Sejumlah keluarga pasien mengeluhkan pelayanan yang dinilai tidak maksimal di beberapa unit layanan. Situasi itu dianggap mencerminkan lemahnya kontrol pimpinan dalam memastikan standar pelayanan kesehatan berjalan sesuai aturan.

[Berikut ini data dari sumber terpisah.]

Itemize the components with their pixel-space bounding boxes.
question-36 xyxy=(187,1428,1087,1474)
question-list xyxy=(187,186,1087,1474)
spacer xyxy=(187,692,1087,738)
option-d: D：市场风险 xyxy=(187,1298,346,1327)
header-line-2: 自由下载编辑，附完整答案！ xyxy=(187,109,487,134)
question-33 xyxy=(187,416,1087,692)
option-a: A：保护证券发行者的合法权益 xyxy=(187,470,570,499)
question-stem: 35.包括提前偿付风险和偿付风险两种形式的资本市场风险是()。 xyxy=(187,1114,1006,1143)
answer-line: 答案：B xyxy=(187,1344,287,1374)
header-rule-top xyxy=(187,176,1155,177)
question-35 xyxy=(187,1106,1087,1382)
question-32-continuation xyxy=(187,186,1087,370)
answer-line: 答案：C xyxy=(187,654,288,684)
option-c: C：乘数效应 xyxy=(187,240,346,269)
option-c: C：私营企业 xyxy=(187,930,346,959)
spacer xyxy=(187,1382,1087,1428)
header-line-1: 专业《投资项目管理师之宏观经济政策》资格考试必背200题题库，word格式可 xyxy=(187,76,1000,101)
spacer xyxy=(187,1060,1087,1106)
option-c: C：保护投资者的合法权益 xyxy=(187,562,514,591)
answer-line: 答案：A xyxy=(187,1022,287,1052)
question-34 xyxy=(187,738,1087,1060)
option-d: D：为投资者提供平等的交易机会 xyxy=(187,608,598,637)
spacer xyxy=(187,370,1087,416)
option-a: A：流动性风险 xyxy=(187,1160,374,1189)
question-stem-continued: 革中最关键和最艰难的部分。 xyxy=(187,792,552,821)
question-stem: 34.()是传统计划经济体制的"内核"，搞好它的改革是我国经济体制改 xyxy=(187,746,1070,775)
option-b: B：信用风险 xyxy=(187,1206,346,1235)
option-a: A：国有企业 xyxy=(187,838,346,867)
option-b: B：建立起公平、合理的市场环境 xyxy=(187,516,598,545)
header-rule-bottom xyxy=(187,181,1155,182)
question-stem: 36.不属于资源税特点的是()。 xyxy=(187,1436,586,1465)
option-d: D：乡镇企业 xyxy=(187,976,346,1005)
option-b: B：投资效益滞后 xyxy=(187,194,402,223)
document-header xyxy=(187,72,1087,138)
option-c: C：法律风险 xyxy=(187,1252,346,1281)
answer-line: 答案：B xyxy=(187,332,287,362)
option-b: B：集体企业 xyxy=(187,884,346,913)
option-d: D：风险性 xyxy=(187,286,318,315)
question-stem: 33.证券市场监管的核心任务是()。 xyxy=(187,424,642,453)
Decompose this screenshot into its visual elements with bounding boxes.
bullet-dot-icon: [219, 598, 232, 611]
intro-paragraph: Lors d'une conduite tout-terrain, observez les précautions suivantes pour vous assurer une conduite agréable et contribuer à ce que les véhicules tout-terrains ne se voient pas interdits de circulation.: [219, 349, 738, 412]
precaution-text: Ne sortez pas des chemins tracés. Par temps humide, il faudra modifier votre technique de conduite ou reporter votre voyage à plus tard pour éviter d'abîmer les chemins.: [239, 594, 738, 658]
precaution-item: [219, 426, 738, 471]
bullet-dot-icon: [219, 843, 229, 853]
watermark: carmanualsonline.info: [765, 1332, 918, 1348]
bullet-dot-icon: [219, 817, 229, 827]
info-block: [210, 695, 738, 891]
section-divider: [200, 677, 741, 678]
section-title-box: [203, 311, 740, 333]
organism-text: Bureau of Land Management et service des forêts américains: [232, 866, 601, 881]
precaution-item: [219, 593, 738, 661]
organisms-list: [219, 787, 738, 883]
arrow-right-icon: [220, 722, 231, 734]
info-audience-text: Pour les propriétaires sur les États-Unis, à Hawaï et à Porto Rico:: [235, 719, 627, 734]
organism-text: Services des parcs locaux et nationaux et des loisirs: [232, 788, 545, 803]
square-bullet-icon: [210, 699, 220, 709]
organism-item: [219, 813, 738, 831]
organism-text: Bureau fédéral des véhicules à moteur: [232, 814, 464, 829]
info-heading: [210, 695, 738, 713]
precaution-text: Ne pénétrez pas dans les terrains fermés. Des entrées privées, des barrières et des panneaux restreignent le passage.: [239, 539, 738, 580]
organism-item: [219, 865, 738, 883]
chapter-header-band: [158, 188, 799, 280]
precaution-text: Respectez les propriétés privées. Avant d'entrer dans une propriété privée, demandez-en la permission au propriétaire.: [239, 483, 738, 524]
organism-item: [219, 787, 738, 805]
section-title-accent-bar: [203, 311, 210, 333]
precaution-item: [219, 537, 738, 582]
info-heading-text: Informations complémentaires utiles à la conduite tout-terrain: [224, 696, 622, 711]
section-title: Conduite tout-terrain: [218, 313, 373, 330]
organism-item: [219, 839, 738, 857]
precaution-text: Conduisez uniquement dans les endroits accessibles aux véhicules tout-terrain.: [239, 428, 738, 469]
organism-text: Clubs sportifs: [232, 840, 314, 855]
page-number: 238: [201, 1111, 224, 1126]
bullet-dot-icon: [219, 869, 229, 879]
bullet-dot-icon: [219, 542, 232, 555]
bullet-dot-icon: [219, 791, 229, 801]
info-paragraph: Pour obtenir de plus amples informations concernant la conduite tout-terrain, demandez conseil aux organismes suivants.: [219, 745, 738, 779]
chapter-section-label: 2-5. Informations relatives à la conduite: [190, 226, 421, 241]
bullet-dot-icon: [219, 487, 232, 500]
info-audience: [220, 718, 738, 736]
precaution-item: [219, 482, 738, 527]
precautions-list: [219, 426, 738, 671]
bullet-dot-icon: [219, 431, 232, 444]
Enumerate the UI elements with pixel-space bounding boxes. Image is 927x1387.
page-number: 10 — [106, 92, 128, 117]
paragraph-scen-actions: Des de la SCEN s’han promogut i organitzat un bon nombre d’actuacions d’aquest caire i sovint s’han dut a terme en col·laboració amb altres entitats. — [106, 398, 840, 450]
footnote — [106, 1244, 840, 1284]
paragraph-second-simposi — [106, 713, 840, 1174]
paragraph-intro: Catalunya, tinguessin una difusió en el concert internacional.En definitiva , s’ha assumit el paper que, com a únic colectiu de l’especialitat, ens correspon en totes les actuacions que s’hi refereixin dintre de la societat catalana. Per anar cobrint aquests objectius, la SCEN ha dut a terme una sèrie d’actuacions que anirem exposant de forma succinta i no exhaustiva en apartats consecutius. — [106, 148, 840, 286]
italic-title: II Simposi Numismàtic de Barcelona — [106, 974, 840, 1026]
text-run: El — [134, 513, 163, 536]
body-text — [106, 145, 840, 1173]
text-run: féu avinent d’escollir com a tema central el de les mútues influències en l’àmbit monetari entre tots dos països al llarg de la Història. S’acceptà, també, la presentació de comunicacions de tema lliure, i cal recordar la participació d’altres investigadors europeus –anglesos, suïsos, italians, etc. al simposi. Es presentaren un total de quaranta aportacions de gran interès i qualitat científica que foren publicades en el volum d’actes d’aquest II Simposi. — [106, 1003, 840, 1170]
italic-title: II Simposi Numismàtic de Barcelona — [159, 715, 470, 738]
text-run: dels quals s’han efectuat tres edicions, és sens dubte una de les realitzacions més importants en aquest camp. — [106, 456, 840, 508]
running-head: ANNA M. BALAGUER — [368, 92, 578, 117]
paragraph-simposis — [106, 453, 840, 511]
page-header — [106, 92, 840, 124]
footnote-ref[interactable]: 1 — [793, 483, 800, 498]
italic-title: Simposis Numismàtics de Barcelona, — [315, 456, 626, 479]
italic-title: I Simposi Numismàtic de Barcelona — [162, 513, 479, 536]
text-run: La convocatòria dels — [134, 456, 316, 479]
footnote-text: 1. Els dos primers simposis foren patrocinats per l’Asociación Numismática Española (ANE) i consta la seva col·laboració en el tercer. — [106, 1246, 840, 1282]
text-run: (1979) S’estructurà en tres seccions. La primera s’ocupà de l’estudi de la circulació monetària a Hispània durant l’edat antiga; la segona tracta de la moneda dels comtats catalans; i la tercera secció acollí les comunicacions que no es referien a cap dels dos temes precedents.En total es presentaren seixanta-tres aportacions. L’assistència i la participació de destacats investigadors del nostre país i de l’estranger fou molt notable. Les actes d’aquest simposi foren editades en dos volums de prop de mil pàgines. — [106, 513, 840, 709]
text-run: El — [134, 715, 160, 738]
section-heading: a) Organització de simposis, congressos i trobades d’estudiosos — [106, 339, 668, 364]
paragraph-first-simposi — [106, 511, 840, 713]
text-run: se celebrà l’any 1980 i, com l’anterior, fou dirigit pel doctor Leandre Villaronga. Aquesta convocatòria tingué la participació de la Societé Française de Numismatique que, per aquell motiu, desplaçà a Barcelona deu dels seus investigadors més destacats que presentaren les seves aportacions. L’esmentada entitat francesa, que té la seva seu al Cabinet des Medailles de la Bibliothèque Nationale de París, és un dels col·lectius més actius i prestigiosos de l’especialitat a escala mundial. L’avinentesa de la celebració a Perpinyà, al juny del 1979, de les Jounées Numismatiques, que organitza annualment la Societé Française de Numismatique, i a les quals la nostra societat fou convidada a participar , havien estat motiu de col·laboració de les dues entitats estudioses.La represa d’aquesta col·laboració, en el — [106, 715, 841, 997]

Padahal, rumah sakit pemerintah wajib menjalankan pelayanan berdasarkan Undang-Undang Nomor 17 Tahun 2023 tentang Kesehatan serta Undang-Undang Nomor 25 Tahun 2009 tentang Pelayanan Publik yang menegaskan hak masyarakat memperoleh pelayanan cepat, aman, manusiawi, dan profesional.

“Kalau keluhan pasien terus berulang, maka fungsi pengawasan direktur patut dipertanyakan,” ujar salah satu aktivis pelayanan publik di Sulawesi Barat.

Selain pelayanan, publik juga mulai menyoroti efektivitas penggunaan anggaran kesehatan di RSUD tersebut. Dengan dukungan APBD dan program kesehatan pemerintah, masyarakat menilai kualitas layanan seharusnya membaik, bukan justru memunculkan persoalan baru.

Saat dikonfirmasi melalui WhatsApp, pihak direktur menyatakan bahwa kritik merupakan bagian dari pelayanan publik karena ekspektasi masyarakat berbeda-beda. Manajemen juga meminta pasien atau keluarga menyampaikan keluhan langsung melalui kotak pengaduan atau ke pihak rumah sakit.

Namun, apabila ditemukan kelalaian administratif maupun pelanggaran standar pelayanan, kondisi itu dapat bertentangan dengan Peraturan Pemerintah Nomor 47 Tahun 2021 tentang Penyelenggaraan Bidang Perumahsakitan yang mewajibkan rumah sakit menjamin mutu pelayanan dan keselamatan pasien secara konsisten.

Hingga berita ini diturunkan, belum ada penjelasan resmi dari manajemen terkait langkah evaluasi maupun pembenahan atas berbagai keluhan yang berkembang di masyarakat.